An uninteresting documentary film-maker, followed around by a slightly more interesting filmmaker, made by an interesting director, with mildly interesting results
29 November 2006
This follow-up to Robert Altman's "Tanner '88" (1988) originally aired as a four-part TV-series on HBO. Michael Murphy and Cynthia Nixon reprise their roles as Jack Tanner and Alex Tanner, with the former presidential candidate now teaching at Michigan State, while his daughter is a Manhattan-based documentary filmmaker who also teaches at the New School.

Basically, there's only one real character in this film and that's daughter Alex Tanner. It's hardly a person one can sympathize with, since she is a self-indulgent howler with seemingly only one goal, rehabilitating her father, Jack Tanner, whom she adores unconditionally.

According to Altman the film is primarily a spoof on the new documentary film-making, which he didn't intended as such, he admitted in an interview. The question is, what was the original idea for the film?

Well, the writing suggests a much more dramatic approach, but on that level it doesn't work. But with Altman, you already know this is gonna be a loosely constructed stew, highly dependent on high-profile cameos, but the irony is that this film essentially has become what Altman claims his own film ended up to be, a spoof about film-making itself, and documentary film-making in particular. "Tanner on Tanner" is about nothing. Of course it's not a documentary, but filmed as one and looks like one, shot in verité style. It's not drama. It's no allegory on politics. It's - if anything - a self-indulgent look at the very process of film-making.

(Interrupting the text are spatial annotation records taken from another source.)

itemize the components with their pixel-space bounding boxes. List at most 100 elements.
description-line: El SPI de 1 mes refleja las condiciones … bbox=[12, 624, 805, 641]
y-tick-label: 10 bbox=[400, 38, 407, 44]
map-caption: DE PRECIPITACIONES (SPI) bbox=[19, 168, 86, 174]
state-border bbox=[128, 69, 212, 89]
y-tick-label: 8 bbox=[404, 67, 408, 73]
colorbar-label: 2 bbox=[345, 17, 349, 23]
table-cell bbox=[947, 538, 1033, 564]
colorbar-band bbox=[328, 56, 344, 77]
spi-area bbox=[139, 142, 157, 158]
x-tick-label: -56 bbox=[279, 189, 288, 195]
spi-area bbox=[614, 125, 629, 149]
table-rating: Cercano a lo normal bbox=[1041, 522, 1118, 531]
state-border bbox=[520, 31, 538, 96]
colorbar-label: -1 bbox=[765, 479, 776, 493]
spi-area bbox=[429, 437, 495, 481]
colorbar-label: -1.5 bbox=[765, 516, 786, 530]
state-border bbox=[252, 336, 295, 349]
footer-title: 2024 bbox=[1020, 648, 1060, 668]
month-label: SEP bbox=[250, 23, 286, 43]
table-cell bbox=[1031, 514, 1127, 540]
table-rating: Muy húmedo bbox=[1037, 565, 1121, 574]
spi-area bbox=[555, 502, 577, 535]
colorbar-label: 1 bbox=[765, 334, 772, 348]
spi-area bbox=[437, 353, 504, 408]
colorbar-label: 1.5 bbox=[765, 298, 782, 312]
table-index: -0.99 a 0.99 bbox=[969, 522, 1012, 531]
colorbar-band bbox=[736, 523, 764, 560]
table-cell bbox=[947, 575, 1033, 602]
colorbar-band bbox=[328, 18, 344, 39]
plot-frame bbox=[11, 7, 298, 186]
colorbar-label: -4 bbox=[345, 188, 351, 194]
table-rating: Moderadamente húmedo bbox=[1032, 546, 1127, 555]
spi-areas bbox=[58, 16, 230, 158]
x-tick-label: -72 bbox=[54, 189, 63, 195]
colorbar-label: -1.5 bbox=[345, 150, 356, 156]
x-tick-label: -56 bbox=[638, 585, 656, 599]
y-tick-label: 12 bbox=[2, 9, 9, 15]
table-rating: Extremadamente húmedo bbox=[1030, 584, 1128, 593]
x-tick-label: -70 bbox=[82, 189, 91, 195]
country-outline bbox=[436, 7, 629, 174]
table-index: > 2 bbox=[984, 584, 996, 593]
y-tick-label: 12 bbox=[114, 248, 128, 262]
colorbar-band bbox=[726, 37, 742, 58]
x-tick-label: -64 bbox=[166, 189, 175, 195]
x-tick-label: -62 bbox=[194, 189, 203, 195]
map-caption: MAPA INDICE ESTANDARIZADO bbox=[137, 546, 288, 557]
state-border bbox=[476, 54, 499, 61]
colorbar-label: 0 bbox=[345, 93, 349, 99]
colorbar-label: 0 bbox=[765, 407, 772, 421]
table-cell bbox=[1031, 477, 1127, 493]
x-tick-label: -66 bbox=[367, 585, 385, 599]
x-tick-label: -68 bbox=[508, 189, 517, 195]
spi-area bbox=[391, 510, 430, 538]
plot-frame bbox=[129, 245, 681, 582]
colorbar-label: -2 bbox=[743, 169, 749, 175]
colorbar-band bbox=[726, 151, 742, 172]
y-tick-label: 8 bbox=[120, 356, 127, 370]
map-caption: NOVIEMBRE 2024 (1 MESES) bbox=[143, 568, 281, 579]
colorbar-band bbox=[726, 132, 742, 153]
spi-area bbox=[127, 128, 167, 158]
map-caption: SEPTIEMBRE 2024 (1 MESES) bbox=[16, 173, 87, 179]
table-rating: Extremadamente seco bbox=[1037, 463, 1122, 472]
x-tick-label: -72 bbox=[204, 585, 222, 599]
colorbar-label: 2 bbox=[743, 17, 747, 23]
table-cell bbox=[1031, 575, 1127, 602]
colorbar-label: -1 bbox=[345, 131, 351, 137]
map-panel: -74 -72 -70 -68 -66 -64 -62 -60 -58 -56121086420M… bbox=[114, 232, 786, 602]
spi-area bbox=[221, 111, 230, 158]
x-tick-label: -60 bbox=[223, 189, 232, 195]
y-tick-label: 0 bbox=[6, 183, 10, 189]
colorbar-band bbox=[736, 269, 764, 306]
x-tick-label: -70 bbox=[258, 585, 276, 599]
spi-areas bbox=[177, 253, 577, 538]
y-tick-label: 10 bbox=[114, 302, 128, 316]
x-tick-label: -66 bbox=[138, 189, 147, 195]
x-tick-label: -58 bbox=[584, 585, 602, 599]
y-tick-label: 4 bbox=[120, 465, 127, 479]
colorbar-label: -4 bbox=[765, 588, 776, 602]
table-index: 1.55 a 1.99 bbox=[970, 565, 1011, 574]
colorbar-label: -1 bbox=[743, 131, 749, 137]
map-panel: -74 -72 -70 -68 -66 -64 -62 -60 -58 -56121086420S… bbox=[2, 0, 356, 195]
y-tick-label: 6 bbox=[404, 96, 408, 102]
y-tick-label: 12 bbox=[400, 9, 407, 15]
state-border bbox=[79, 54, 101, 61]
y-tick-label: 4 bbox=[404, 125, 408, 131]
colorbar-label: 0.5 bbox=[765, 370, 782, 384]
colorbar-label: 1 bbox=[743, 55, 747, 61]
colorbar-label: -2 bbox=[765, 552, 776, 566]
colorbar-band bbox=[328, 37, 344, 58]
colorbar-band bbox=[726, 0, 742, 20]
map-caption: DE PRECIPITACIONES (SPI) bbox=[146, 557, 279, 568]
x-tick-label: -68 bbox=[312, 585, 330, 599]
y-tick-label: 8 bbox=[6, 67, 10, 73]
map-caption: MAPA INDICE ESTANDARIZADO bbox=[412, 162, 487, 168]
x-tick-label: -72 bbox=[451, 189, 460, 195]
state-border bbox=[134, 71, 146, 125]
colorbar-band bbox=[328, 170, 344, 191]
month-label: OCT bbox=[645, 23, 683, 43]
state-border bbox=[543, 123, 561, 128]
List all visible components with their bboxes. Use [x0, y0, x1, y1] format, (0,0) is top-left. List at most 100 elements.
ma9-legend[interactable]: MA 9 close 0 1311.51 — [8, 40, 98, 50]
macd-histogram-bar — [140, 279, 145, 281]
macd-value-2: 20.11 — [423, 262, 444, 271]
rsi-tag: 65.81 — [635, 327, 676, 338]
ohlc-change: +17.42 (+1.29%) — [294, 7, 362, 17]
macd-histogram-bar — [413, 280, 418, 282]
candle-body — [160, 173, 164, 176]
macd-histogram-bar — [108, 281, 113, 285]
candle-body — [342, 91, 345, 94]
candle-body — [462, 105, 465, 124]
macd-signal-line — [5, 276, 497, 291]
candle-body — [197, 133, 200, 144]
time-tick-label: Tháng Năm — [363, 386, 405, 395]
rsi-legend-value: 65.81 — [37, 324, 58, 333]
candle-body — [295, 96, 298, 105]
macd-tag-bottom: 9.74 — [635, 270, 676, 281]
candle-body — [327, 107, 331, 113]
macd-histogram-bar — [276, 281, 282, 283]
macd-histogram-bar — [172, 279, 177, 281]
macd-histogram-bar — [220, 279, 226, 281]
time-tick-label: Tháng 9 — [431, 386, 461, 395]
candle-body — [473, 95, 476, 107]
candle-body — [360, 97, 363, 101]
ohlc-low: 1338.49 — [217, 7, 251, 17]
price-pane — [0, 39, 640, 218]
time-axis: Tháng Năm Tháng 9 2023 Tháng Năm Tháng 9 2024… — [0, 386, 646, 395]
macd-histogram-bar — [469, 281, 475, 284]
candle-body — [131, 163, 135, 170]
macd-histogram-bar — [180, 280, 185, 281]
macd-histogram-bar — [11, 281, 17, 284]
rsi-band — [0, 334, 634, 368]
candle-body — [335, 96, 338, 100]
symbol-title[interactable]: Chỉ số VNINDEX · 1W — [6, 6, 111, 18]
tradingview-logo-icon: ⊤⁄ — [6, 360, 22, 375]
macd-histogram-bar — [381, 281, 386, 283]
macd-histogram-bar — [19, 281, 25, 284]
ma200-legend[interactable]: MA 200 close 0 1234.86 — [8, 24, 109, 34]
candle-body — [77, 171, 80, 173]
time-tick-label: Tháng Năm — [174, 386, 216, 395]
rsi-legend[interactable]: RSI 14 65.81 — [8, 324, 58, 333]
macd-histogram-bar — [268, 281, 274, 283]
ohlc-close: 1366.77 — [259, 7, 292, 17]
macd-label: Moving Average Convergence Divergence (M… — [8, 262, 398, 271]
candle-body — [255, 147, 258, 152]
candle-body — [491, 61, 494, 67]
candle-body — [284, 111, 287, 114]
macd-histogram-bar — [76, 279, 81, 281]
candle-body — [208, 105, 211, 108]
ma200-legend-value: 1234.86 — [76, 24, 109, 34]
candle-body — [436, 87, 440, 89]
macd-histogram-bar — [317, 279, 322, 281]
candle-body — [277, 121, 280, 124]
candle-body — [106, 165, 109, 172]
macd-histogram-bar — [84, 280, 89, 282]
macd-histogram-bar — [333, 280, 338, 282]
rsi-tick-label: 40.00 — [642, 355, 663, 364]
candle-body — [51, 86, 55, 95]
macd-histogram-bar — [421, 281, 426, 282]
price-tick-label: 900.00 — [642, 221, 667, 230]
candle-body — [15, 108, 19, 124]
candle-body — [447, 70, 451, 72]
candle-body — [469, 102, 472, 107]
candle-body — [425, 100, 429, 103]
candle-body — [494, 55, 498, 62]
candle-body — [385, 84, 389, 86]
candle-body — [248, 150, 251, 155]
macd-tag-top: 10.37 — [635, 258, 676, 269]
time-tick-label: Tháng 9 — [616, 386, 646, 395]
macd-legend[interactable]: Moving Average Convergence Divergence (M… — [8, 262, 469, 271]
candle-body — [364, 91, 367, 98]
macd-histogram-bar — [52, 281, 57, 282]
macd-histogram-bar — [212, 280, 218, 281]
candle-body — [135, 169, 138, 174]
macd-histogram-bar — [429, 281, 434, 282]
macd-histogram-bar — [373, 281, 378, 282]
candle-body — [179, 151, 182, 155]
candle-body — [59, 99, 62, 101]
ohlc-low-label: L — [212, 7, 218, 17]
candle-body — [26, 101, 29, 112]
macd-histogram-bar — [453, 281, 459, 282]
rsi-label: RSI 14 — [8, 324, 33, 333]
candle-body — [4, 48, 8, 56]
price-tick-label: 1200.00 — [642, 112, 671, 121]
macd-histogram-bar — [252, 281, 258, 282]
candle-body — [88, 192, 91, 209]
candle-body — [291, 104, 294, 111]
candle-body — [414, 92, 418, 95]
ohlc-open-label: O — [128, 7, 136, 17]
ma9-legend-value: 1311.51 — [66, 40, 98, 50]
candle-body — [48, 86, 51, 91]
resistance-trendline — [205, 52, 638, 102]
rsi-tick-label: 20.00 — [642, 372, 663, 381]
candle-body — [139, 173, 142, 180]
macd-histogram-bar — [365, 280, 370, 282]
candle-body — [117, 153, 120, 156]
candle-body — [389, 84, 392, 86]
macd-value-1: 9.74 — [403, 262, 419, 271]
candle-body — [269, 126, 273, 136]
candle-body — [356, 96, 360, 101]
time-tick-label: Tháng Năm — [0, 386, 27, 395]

At one point, in the last part of the series, the student of Alex who is making a film about her film, proclaims: 'Look at Michael Moore. Old-fashioned documentary film-making is dead.'

In many ways this seems true, at least if you aspire your documentary to get any attention at festivals. Facts are for television, and it's only recently that the documentary has become an accepted cinematic approach. For a long time, there was only one form. The factual, the journalistic approach. Now there are many, but more so than ever, the documentary has become a political pamphlet, a very powerful piece of propaganda. This makes it much easier for us to judge them on their cinematic qualities, instead of their qualities as objective journalism or an authentic portrait of a certain subject or person.